M. Pascal Savoldelli .  - Si nous déposons cette motion, ce n'est pas pour empêcher le débat (Exclamations amusées à droite) mais parce que ce projet de loi de finances relève d'une profonde insincérité politique vis à vis des Français et de leurs aspirations. Cette question préalable, c'est le peuple qui vous la pose.

Le Gouvernement ne tient pas compte des mouvements sociaux inédits qui ont marqué l'année 2019.

Les associations féministes demandaient 1 milliard d'euros supplémentaires : elles n'auront droit qu'à un Grenelle tandis que les crédits de la mission « Égalité entre les hommes et les femmes » baissent ! Alors que les étudiants alertent sur leur précarité, le budget de l'enseignement supérieur baisse pour la première fois depuis 2008 (M. Gérald Darmanin, ministre, le conteste.) quand le nombre d'étudiants augmente !

Le Gouvernement répond à la colère sociale par un jeu de dupes : baisse de l'impôt sur le revenu payé seulement par 50 % des ménages, mais pas de la TVA sur les produits de première nécessité, ni baisse des tarifs de l'énergie. Quand la fin du mois commence le 15, ces 20 % de taxes sont autant de repas en mois, de jours passés dans le froid...

Le président Macron s'émeut du film « Les Misérables », mais divise par deux les crédits de la vie associative, pourtant essentiels dans le soutien scolaire ou l'accès au sport et à la culture. Qu'il écoute donc Kerry James : « Incapables de voir loin, on veut pas le bien, on veut le gain, quitte à détruire l'intérêt commun ».

Les prétendues baisses d'impôt que le Gouvernement concède ne sont financées que par les taux d'intérêt négatifs. Il reprendra demain, pour financer la hausse de la charge de la dette, ce qu'il donne aujourd'hui.

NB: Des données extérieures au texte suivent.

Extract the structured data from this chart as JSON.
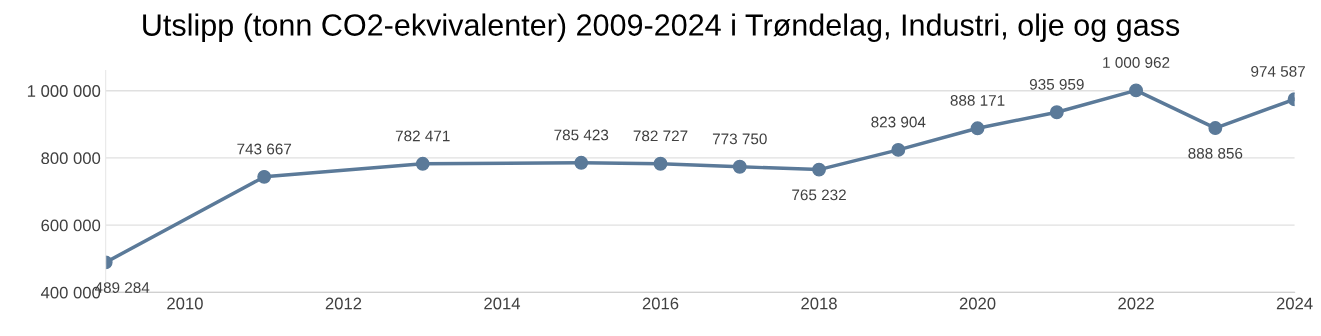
{
  "chart_data": {
    "type": "line",
    "title": "Utslipp (tonn CO2-ekvivalenter) 2009-2024 i Trøndelag, Industri, olje og gass",
    "x": [
      2009,
      2011,
      2013,
      2015,
      2016,
      2017,
      2018,
      2019,
      2020,
      2021,
      2022,
      2023,
      2024
    ],
    "series": [
      {
        "color": "#5b7a99",
        "values": [
          489284,
          743667,
          782471,
          785423,
          782727,
          773750,
          765232,
          823904,
          888171,
          935959,
          1000962,
          888856,
          974587
        ],
        "value_labels": [
          "489 284",
          "743 667",
          "782 471",
          "785 423",
          "782 727",
          "773 750",
          "765 232",
          "823 904",
          "888 171",
          "935 959",
          "1 000 962",
          "888 856",
          "974 587"
        ]
      }
    ],
    "xlim": [
      2009,
      2024
    ],
    "xticks": [
      2010,
      2012,
      2014,
      2016,
      2018,
      2020,
      2022,
      2024
    ],
    "ylim": [
      400000,
      1060000
    ],
    "yticks": [
      {
        "value": 400000,
        "label": "400 000"
      },
      {
        "value": 600000,
        "label": "600 000"
      },
      {
        "value": 800000,
        "label": "800 000"
      },
      {
        "value": 1000000,
        "label": "1 000 000"
      }
    ],
    "grid": "y",
    "marker": "circle",
    "line_style": "solid"
  }
}
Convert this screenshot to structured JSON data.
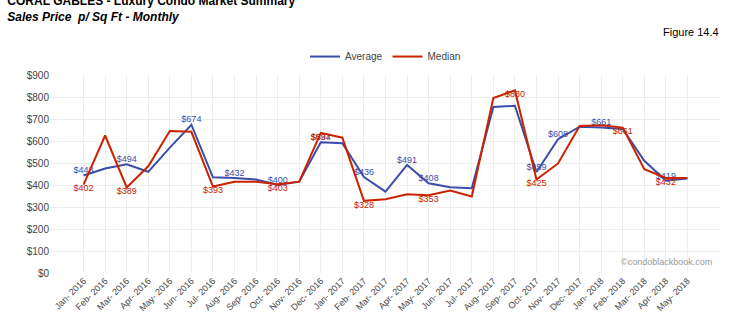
{
  "chart_data": {
    "type": "line",
    "title": "CORAL GABLES - Luxury Condo Market Summary",
    "subtitle": "Sales Price  p/ Sq Ft - Monthly",
    "annotations": [
      "Figure 14.4",
      "©condoblackbook.com"
    ],
    "categories": [
      "Jan- 2016",
      "Feb- 2016",
      "Mar- 2016",
      "Apr- 2016",
      "May- 2016",
      "Jun- 2016",
      "Jul- 2016",
      "Aug- 2016",
      "Sep- 2016",
      "Oct- 2016",
      "Nov- 2016",
      "Dec- 2016",
      "Jan- 2017",
      "Feb- 2017",
      "Mar- 2017",
      "Apr- 2017",
      "May- 2017",
      "Jun- 2017",
      "Jul- 2017",
      "Aug- 2017",
      "Sep- 2017",
      "Oct- 2017",
      "Nov- 2017",
      "Dec- 2017",
      "Jan- 2018",
      "Feb- 2018",
      "Mar- 2018",
      "Apr- 2018",
      "May- 2018"
    ],
    "series": [
      {
        "name": "Average",
        "color": "#3a4dab",
        "values": [
          443,
          475,
          494,
          460,
          570,
          674,
          435,
          432,
          425,
          400,
          415,
          594,
          590,
          436,
          370,
          491,
          408,
          390,
          385,
          755,
          760,
          459,
          608,
          665,
          661,
          655,
          510,
          419,
          430
        ],
        "value_labels": [
          "$443",
          null,
          "$494",
          null,
          null,
          "$674",
          null,
          "$432",
          null,
          "$400",
          null,
          "$594",
          null,
          "$436",
          null,
          "$491",
          "$408",
          null,
          null,
          null,
          null,
          "$459",
          "$608",
          null,
          "$661",
          null,
          null,
          "$419",
          null
        ]
      },
      {
        "name": "Median",
        "color": "#cc2200",
        "values": [
          402,
          625,
          389,
          485,
          645,
          642,
          393,
          415,
          415,
          403,
          415,
          637,
          615,
          328,
          335,
          358,
          353,
          375,
          348,
          795,
          830,
          425,
          498,
          668,
          672,
          661,
          472,
          432,
          432
        ],
        "value_labels": [
          "$402",
          null,
          "$389",
          null,
          null,
          null,
          "$393",
          null,
          null,
          "$403",
          null,
          "$637",
          null,
          "$328",
          null,
          null,
          "$353",
          null,
          null,
          null,
          "$830",
          "$425",
          null,
          null,
          null,
          "$661",
          null,
          "$432",
          null
        ]
      }
    ],
    "data_labels": true,
    "ylim": [
      0,
      900
    ],
    "yticks": [
      {
        "value": 0,
        "label": "$0"
      },
      {
        "value": 100,
        "label": "$100"
      },
      {
        "value": 200,
        "label": "$200"
      },
      {
        "value": 300,
        "label": "$300"
      },
      {
        "value": 400,
        "label": "$400"
      },
      {
        "value": 500,
        "label": "$500"
      },
      {
        "value": 600,
        "label": "$600"
      },
      {
        "value": 700,
        "label": "$700"
      },
      {
        "value": 800,
        "label": "$800"
      },
      {
        "value": 900,
        "label": "$900"
      }
    ],
    "grid": true,
    "legend": "top"
  }
}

Quant aux difficultés des campagnes et des zones périurbaines, le Gouvernement n'en tient aucun compte. Si la misère n'est pas sublimée par l'art, elle reste invisible à ses yeux...

Nos communes et départements sont devenus les derniers remparts contre un libéralisme destructeur. Pourtant, le Gouvernement compte bien les mettre au pas. Emmanuel Macron a fustigé au Congrès des maires, l'autonomie fiscale des collectivités territoriales. Si celles-ci deviennent de simples guichets de l'État, qu'adviendra-t-il des centres de santé, des bibliothèques, du logement social, des équipements sportifs et culturels ?

Le projet du Gouvernement n'est pas le progrès social et humain mais bien la transformation libérale de l'État à tous les échelons. Après la baisse de la dotation globale de fonctionnement (DGF) aux communes de 41 milliards d'euros en 2013 à 26 milliards d'euros, après la loi NOTRe...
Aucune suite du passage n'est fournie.